You're not allowed to call them that, because "you don't know how hard parenting is." But you will meet mothers entirely disinterested in their children, mothers who delight in public cruelty to their kids.
When you're queer, you already know that the heterosexual family unit, and its unquestionable, fascist authority over children, is a cesspit for abuse. You lived it, you know countless people who did, but your voices no longer count.

"That's envy speaking." "Hateful." "Spite."
The state agencies that're supposed to counterbalance total parental authority broadly target poor families, families of color, fat children.

~Somehow~ they never go after the quiver-full parents who falsify homeschooling documents and marry their kids off to their friends.
When adults who've escaped evangelical upbringings recount the horrors of their early lives they're often told: "Reconcile! Your parents love you. Forgive them. Family is the most important thing."

Why?

Why is a system that hurts millions of children permitted to exist?
To return to trans women's reproductive sorrow:

Like gender, the heterosexual family, as the smallest unit of community under patriarchy, is not an ironclad institution and not the naturally-occurring structure that patriarchy would have you believe. It's a recent isolation.
For most of human history and, to the best of our knowledge, prehistory, childcare was communal, often a specialist labor conducted by a community's elderly or disabled. "It takes a village to raise a child."
Cis feminism understands that childrearing just isn't a job for only one person. But its solution has been to beg, bribe and berate fathers into contributing "more"... with mixed success, because resources just don't go as far when divided into units as small as a hetero couple.
When trans womens' reproductive sorrow is acknowledged, the focus is often biological: our bodies, with rare exception, cannot sustain pregnancy. Many of us cannot have genetic offspring. There can be a physical sense of loss and incompleteness attached to these things.
Maybe some day medical technology will change all of that for us; grant us access to the flawed household unit of community.

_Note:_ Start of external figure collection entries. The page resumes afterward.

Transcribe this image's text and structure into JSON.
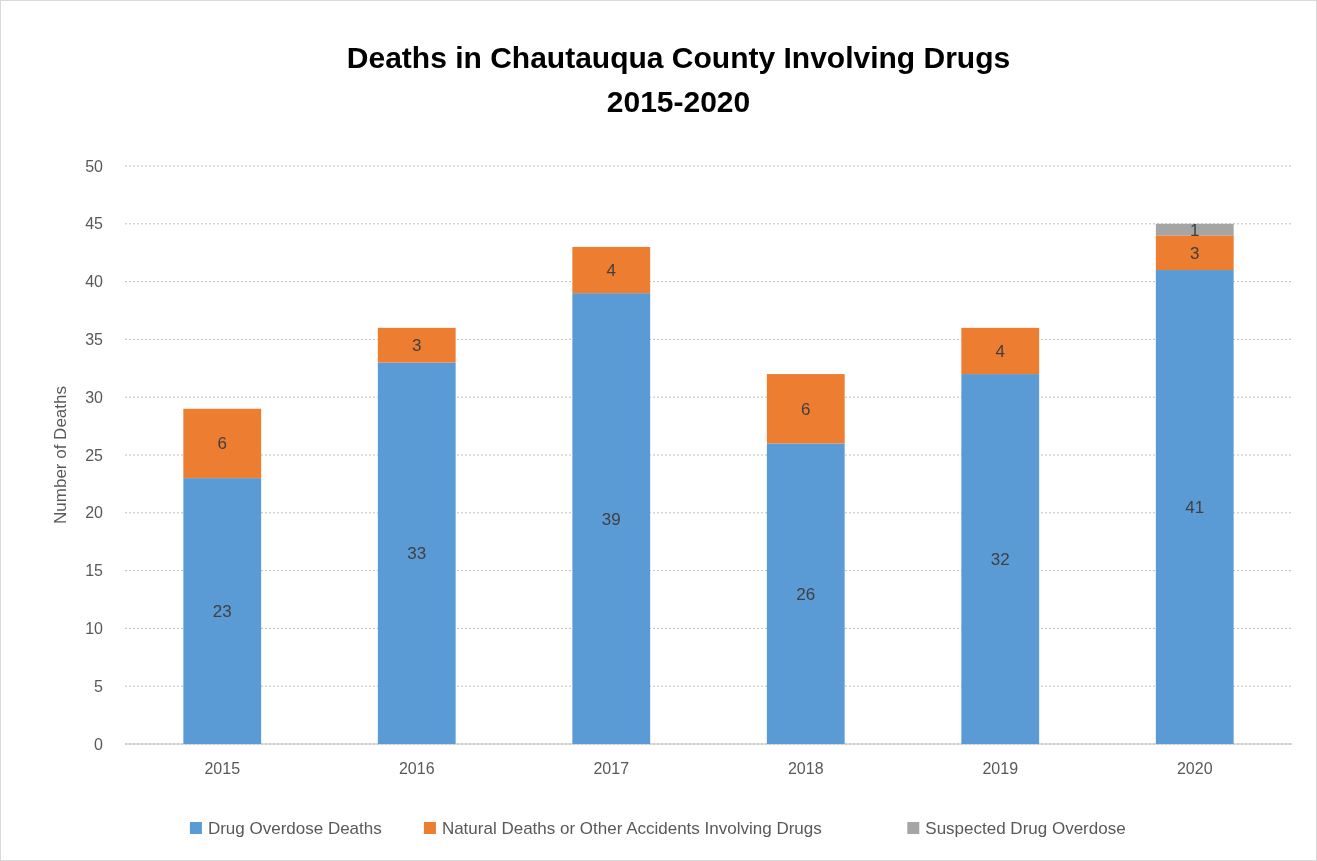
{
  "chart_data": {
    "type": "bar",
    "title": "Deaths in Chautauqua County Involving Drugs\n2015-2020",
    "ylabel": "Number of Deaths",
    "categories": [
      "2015",
      "2016",
      "2017",
      "2018",
      "2019",
      "2020"
    ],
    "series": [
      {
        "name": "Drug Overdose Deaths",
        "color": "#5b9bd5",
        "values": [
          23,
          33,
          39,
          26,
          32,
          41
        ]
      },
      {
        "name": "Natural Deaths or Other Accidents Involving Drugs",
        "color": "#ed7d31",
        "values": [
          6,
          3,
          4,
          6,
          4,
          3
        ]
      },
      {
        "name": "Suspected Drug Overdose",
        "color": "#a5a5a5",
        "values": [
          null,
          null,
          null,
          null,
          null,
          1
        ]
      }
    ],
    "stacked": true,
    "ylim": [
      0,
      50
    ],
    "yticks": [
      0,
      5,
      10,
      15,
      20,
      25,
      30,
      35,
      40,
      45,
      50
    ],
    "grid": "y",
    "legend": "bottom",
    "data_labels": true
  }
}
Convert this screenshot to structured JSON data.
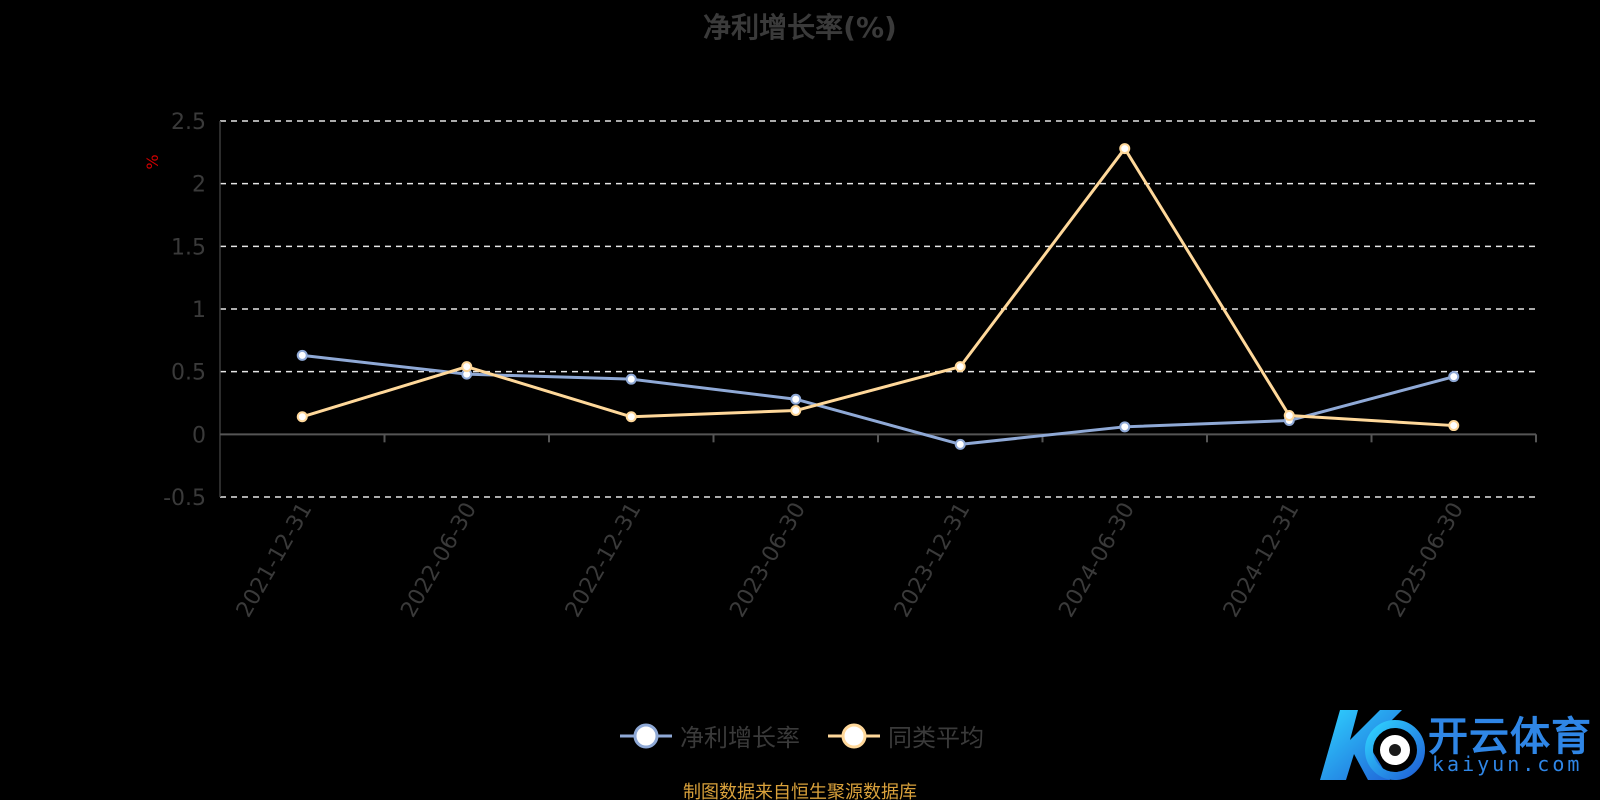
{
  "chart_data": {
    "type": "line",
    "title": "净利增长率(%)",
    "ylabel": "%",
    "xlabel": "",
    "categories": [
      "2021-12-31",
      "2022-06-30",
      "2022-12-31",
      "2023-06-30",
      "2023-12-31",
      "2024-06-30",
      "2024-12-31",
      "2025-06-30"
    ],
    "ylim": [
      -0.5,
      2.5
    ],
    "yticks": [
      "2.5",
      "2",
      "1.5",
      "1",
      "0.5",
      "0",
      "-0.5"
    ],
    "ytick_values": [
      2.5,
      2,
      1.5,
      1,
      0.5,
      0,
      -0.5
    ],
    "grid": true,
    "legend_position": "bottom-center",
    "series": [
      {
        "name": "净利增长率",
        "color": "#8fa9d6",
        "values": [
          0.63,
          0.48,
          0.44,
          0.28,
          -0.08,
          0.06,
          0.11,
          0.46
        ]
      },
      {
        "name": "同类平均",
        "color": "#ffd89a",
        "values": [
          0.14,
          0.54,
          0.14,
          0.19,
          0.54,
          2.28,
          0.15,
          0.07
        ]
      }
    ]
  },
  "footer": {
    "source": "制图数据来自恒生聚源数据库"
  },
  "watermark": {
    "text": "开云体育",
    "sub": "kaiyun.com"
  }
}
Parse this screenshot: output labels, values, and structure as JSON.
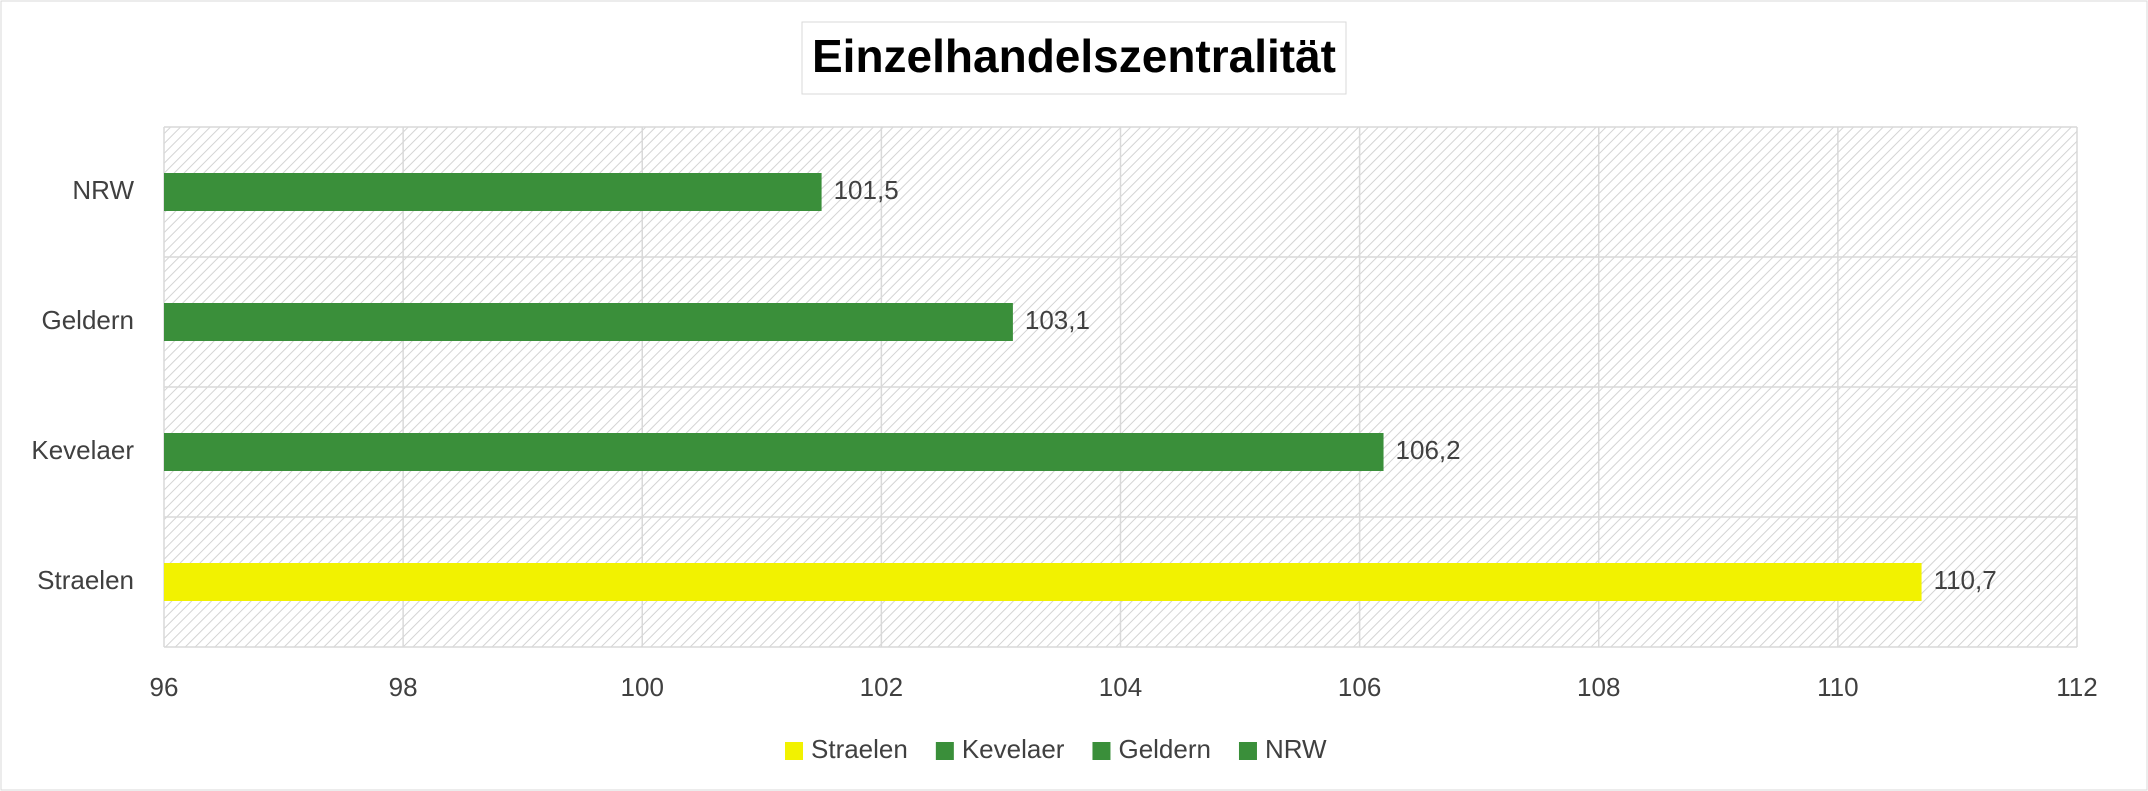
{
  "chart_data": {
    "type": "bar",
    "orientation": "horizontal",
    "title": "Einzelhandelszentralität",
    "categories": [
      "Straelen",
      "Kevelaer",
      "Geldern",
      "NRW"
    ],
    "values": [
      110.7,
      106.2,
      103.1,
      101.5
    ],
    "value_labels": [
      "110,7",
      "106,2",
      "103,1",
      "101,5"
    ],
    "colors": [
      "#f2f200",
      "#3a8f3a",
      "#3a8f3a",
      "#3a8f3a"
    ],
    "xlim": [
      96,
      112
    ],
    "xticks": [
      96,
      98,
      100,
      102,
      104,
      106,
      108,
      110,
      112
    ],
    "grid": true,
    "legend": "bottom"
  }
}
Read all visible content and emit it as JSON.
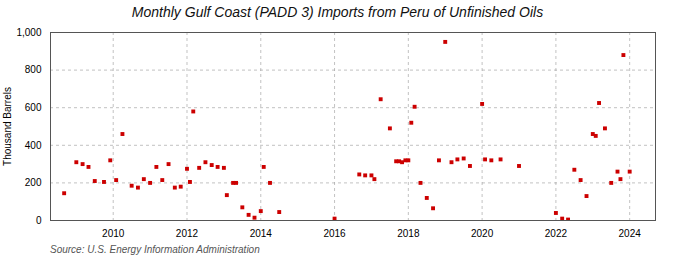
{
  "chart_data": {
    "type": "scatter",
    "title": "Monthly Gulf Coast (PADD 3) Imports from Peru of Unfinished Oils",
    "ylabel": "Thousand Barrels",
    "caption": "Source: U.S. Energy Information Administration",
    "color": "#cc0000",
    "marker": "square",
    "grid": true,
    "xlim": [
      2008.3,
      2024.7
    ],
    "xticks": [
      2010,
      2012,
      2014,
      2016,
      2018,
      2020,
      2022,
      2024
    ],
    "ylim": [
      0,
      1000
    ],
    "yticks": [
      0,
      200,
      400,
      600,
      800,
      {
        "value": 1000,
        "label": "1,000"
      }
    ],
    "x": [
      2008.67,
      2009.0,
      2009.17,
      2009.33,
      2009.5,
      2009.75,
      2009.92,
      2010.08,
      2010.25,
      2010.5,
      2010.67,
      2010.83,
      2011.0,
      2011.17,
      2011.33,
      2011.5,
      2011.67,
      2011.83,
      2012.0,
      2012.08,
      2012.17,
      2012.33,
      2012.5,
      2012.67,
      2012.83,
      2013.0,
      2013.08,
      2013.25,
      2013.33,
      2013.5,
      2013.67,
      2013.83,
      2014.0,
      2014.08,
      2014.25,
      2014.5,
      2016.0,
      2016.67,
      2016.83,
      2017.0,
      2017.08,
      2017.25,
      2017.5,
      2017.67,
      2017.75,
      2017.83,
      2017.92,
      2018.0,
      2018.08,
      2018.17,
      2018.33,
      2018.5,
      2018.67,
      2018.83,
      2019.0,
      2019.17,
      2019.33,
      2019.5,
      2019.67,
      2020.0,
      2020.08,
      2020.25,
      2020.5,
      2021.0,
      2022.0,
      2022.17,
      2022.33,
      2022.5,
      2022.67,
      2022.83,
      2023.0,
      2023.08,
      2023.17,
      2023.33,
      2023.5,
      2023.67,
      2023.75,
      2023.83,
      2024.0
    ],
    "values": [
      145,
      310,
      300,
      285,
      210,
      205,
      320,
      215,
      460,
      185,
      175,
      220,
      200,
      285,
      215,
      300,
      175,
      180,
      275,
      205,
      580,
      280,
      310,
      295,
      285,
      280,
      135,
      200,
      200,
      70,
      30,
      15,
      50,
      285,
      200,
      45,
      10,
      245,
      240,
      240,
      220,
      645,
      490,
      315,
      315,
      310,
      320,
      320,
      520,
      605,
      200,
      120,
      65,
      320,
      950,
      310,
      325,
      330,
      290,
      620,
      325,
      320,
      325,
      290,
      40,
      10,
      5,
      270,
      215,
      130,
      460,
      450,
      625,
      490,
      200,
      260,
      220,
      880,
      260
    ]
  }
}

But here and now, we can absolutely address the SOCIAL half of trans women's reproductive sorrow by REJECTING that unit, which inherently excludes us.
I say "we can address it," but of course the reality is that "we" here means, most directly, the people who already have access to the familial unit. The people with the least incentive to give up that power.

I'm sorry if you were hoping for an optimistic cap on this thread.
The ache trans women feel regarding childlessness is just one expression of the isolation of cishet families to serve capitalism.

None of these ideas are new. Abolition of the family was a central idea for Marx; it's everywhere in emancipatory feminism.
A good first step would be to attach social costs to transmisogyny. Right now bigots break out words like "grooming," "abuse," and "predatory" to describe trans women apropos of nothing at all, are believed, and face no consequences.

For some, it's lucrative career journalism!
I can't get jobs in child care anymore unless I take my trans status out of my cover letters and go back in the closet, at which point I'm a perfect candidate. Even liberal employers are intimidated by the stigma. *I'M* intimidated by the stigma.
Give me your unwanted children. End of thread.